- (Photo: Mary Cheh)
D.C. residents may not be thrilled with the fare increases slowly taking effect throughout the District's taxicab drivers but neither are the drivers — the 8,250 local taxi drivers are growing increasingly frustrated with both how the modernization initiatives are unfolding and the fight to make a living.
"We are asking them to abide by the law, to be fair," said Haimanot Bizuayehu of the Small Business Association of D.C. Taxicab Drivers.
Bizuayehu told me that driver income has fallen by around a third over the last four years. He questions whether the new fares will even help. The per-mile taxicab rate may have risen from $1.50 to $2.16, he says, but the way the Commission shifted other fees creates a situation where drivers will still fight to earn a living. The D.C. Taxicab Commission acknowledges a drop in driver income of at least 20-30% in income from the conversion from a zoned to metered system in recent years.
Meanwhile, the frustration of passengers was dramatically captured in an April 23 Post column from Petula Dvorak, who echoed the criticism that D.C. taxicabs are "third-class rides in a world-class city":
Uncertain pay rates, rude drivers dodging through traffic with lots of dubious twists and turns, the drone of an incessant phone conversation that you’re not part of, the smells of a pungent lunch filling the hot cab.
The really great part? This exotic, D.C. adventure will cost even more this week.
Recent reports of escalating violence alleged between drivers and passengers have also caused concern, although the association points to a lack of details or evidence on the incidents.
The Small Business Association has publicly denounced Dvorak's characterization as "inaccurate" and "inappropriate" and say its members were "distraught" to read her piece. "Despite Mrs. Dvorak's representation of the new rate adjustment as a 'fare increase,' it is far from clear that drivers will benefit," the Small Business Association stated. "As drivers earn much of their income through extra-passenger fees, the SBA has asked that a credible, third-party rate study be conducted before any major changes." Another driver loudly blasted Dvorak's remarks on his blog Diary of a Mad D.C. Cabbie and questions how much the hike amounts to for drivers: "Petula, you are a typical ignorant douchebag ... if you throw in the fare slash of 2008 and the extra charges that they have taken away now, the fare increase comes up to a whopping .08% per year since 2008!"

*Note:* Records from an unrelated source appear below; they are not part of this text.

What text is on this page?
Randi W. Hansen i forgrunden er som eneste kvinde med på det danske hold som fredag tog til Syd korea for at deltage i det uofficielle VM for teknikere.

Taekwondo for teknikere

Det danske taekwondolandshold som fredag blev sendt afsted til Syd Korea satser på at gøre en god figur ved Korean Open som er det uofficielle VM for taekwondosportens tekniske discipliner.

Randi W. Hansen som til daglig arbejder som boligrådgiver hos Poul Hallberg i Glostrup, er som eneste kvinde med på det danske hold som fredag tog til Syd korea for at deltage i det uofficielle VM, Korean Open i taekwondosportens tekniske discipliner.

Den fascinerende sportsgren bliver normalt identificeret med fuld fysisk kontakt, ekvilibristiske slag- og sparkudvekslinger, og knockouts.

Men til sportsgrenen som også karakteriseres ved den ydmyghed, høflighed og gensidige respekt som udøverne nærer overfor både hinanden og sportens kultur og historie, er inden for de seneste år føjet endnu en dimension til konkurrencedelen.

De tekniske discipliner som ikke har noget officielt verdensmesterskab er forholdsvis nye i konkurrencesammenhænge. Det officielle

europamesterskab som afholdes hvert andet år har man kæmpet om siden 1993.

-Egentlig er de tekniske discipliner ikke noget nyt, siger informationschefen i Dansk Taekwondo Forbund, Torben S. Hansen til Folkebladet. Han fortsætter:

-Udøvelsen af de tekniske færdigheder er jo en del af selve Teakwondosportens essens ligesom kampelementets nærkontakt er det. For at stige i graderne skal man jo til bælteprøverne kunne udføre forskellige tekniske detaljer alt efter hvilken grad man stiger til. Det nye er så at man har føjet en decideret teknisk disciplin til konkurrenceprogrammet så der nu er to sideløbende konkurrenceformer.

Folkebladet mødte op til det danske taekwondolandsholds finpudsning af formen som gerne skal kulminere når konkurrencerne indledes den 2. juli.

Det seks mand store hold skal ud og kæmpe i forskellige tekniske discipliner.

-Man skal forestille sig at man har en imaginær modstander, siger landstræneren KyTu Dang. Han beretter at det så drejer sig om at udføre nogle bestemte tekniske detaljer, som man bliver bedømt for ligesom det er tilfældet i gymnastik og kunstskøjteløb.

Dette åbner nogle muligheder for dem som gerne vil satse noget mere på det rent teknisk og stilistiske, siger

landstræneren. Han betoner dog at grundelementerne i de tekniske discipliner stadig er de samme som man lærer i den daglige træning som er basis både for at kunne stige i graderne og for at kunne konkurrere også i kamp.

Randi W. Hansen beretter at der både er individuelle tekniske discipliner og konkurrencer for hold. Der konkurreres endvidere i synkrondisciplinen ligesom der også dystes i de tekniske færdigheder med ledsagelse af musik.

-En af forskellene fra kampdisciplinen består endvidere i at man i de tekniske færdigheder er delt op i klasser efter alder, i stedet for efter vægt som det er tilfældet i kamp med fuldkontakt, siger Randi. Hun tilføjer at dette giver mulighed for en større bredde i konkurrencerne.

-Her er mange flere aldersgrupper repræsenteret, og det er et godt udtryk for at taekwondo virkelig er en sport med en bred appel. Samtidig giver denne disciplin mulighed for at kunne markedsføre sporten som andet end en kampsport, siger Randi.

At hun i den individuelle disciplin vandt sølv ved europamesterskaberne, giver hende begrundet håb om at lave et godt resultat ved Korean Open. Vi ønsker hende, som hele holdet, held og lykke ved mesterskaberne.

The association also reiterates its objection to the D.C. Taxicab Commission mandating one vendor to modernize taxis with credit card readers rather than instead allowing free choice for the drivers. In the past, Commission Chairman Ron Linton has defended the selection of one vendor as a way to save drivers the acquisition and installation costs. Passengers will eventually be charged an extra 50 cents a ride to help pay for the more convenient technology.
- Calibrated taxi mark. (Photo: DCTC)
"Why are they forcing us to go to one particular vendor?" Bizuayehu asked me. The drivers also have concerns that the proposed technology is "unconstitutional" and "violates our privacy" and that of the passenger due to the tracking tech involved. And with the extra charges, they wonder how many will decide to simply ride less.
Last month, representatives of the Small Business Association met with D.C. Councilmember Mary Cheh, head of the transportation committee, to raise their concerns. Bizuayehu remains hopeful. D.C. taxi drivers have complained that officials don't include them in the decision-making process in the past.
Taxi fare meters should be fully recalibrated by mid-May and will be required to shift by May 31, the Commission now states, after first raising the fares on April 21. When April concluded, the Commission estimated that about a third of the city's cabs featured the new meter rates. You can recognize the properly calibrated taxis by the certified red decals, as featured above, and opposed to the old blue ones. Mayor Vince Gray has vocally stated his intentions to modernize the city's taxicabs by the end of 2012, as Commission Chairman Linton continues to finalize the tech necessary to add panic buttons, smart meters, and better driver training. The Commission's annual operating budget comes to about $1.8 million.